Daily Gospel Reflection: Monday of the Third Week of Easter
Bishop Robert Barron
Monday of the Third Week of Easter
April 15, 2024
Gospel: Jn 6:22-29
[After Jesus had fed the five thousand men, his disciples saw him walking on the sea.]
The next day, the crowd that remained across the sea
saw that there had been only one boat there,
and that Jesus had not gone along with his disciples in the boat,
but only his disciples had left.
Other boats came from Tiberias
near the place where they had eaten the bread
when the Lord gave thanks.
When the crowd saw that neither Jesus nor his disciples were there,
they themselves got into boats
and came to Capernaum looking for Jesus.
And when they found him across the sea they said to him,
“Rabbi, when did you get here?”
Jesus answered them and said,
“Amen, amen, I say to you, you are looking for me
not because you saw signs
but because you ate the loaves and were filled.

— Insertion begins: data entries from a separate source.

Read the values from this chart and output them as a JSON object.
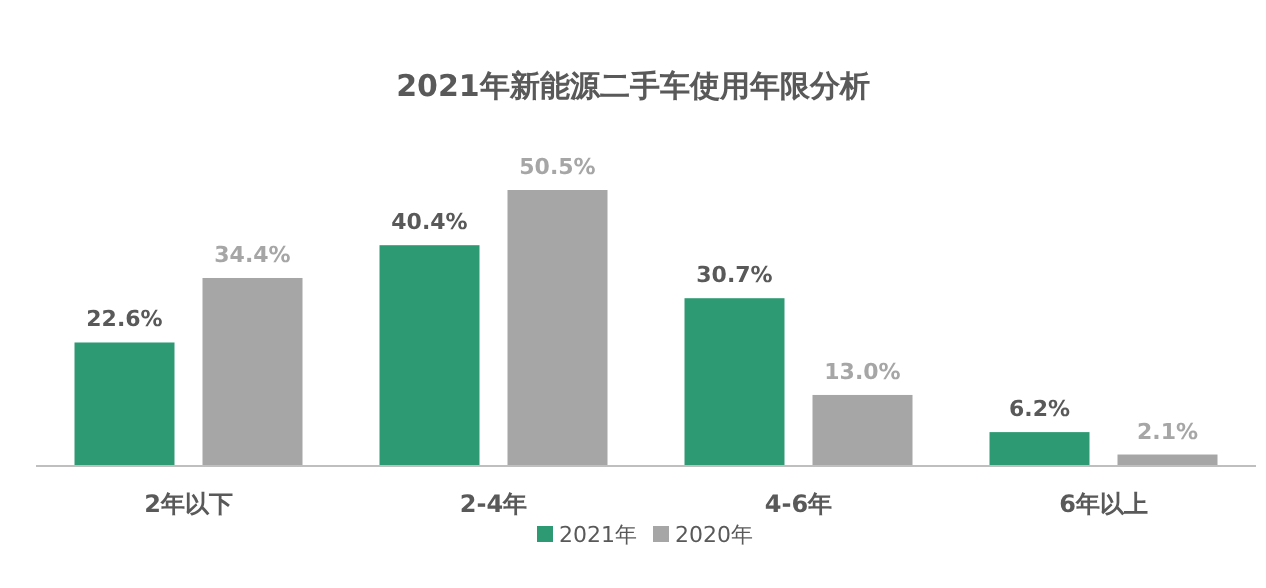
{
  "chart_data": {
    "type": "bar",
    "title": "2021年新能源二手车使用年限分析",
    "categories": [
      "2年以下",
      "2-4年",
      "4-6年",
      "6年以上"
    ],
    "series": [
      {
        "name": "2021年",
        "color": "#2e9a74",
        "values": [
          22.6,
          40.4,
          30.7,
          6.2
        ],
        "value_labels": [
          "22.6%",
          "40.4%",
          "30.7%",
          "6.2%"
        ]
      },
      {
        "name": "2020年",
        "color": "#a6a6a6",
        "values": [
          34.4,
          50.5,
          13.0,
          2.1
        ],
        "value_labels": [
          "34.4%",
          "50.5%",
          "13.0%",
          "2.1%"
        ]
      }
    ],
    "legend": "bottom"
  }
}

Do not work for food that perishes
but for the food that endures for eternal life,
which the Son of Man will give you.
For on him the Father, God, has set his seal.”
So they said to him,
“What can we do to accomplish the works of God?”
Jesus answered and said to them,
“This is the work of God, that you believe in the one he sent.”
*United States Conference of Catholic
Bishop Robert Barron
Friends, in today’s Gospel, Jesus tells the crowd, which he just fed, to believe in him and relate to him personally. Why is this so hard? Well, it is intellectually counterintuitive. Why would this one figure, this Jesus, be the one and only? Why should I choose to relate to him and not the numerous other religious leaders and philosophers? Are all other religious people just lost or misguided? Wouldn’t it just be easier to relate to Jesus’ ideas and principles, to imitate his style of life? Yes, indeed it would, but that’s not what he says.
Perhaps we could look at it from Jesus’ side. Jesus no longer calls us “servants,” but “friends.” What if there were someone who wanted to be friends with you, and you were to say, “Oh sure! I admire you and would like to imitate your form of life, but I don’t want to spend a lot of time with you.” How would that strike your prospective friend?
What is unique to Christianity is that God is offering us friendship. You don’t mess around with friendship; you don’t turn it into something abstract; you don’t compromise with it. You enter into it fully.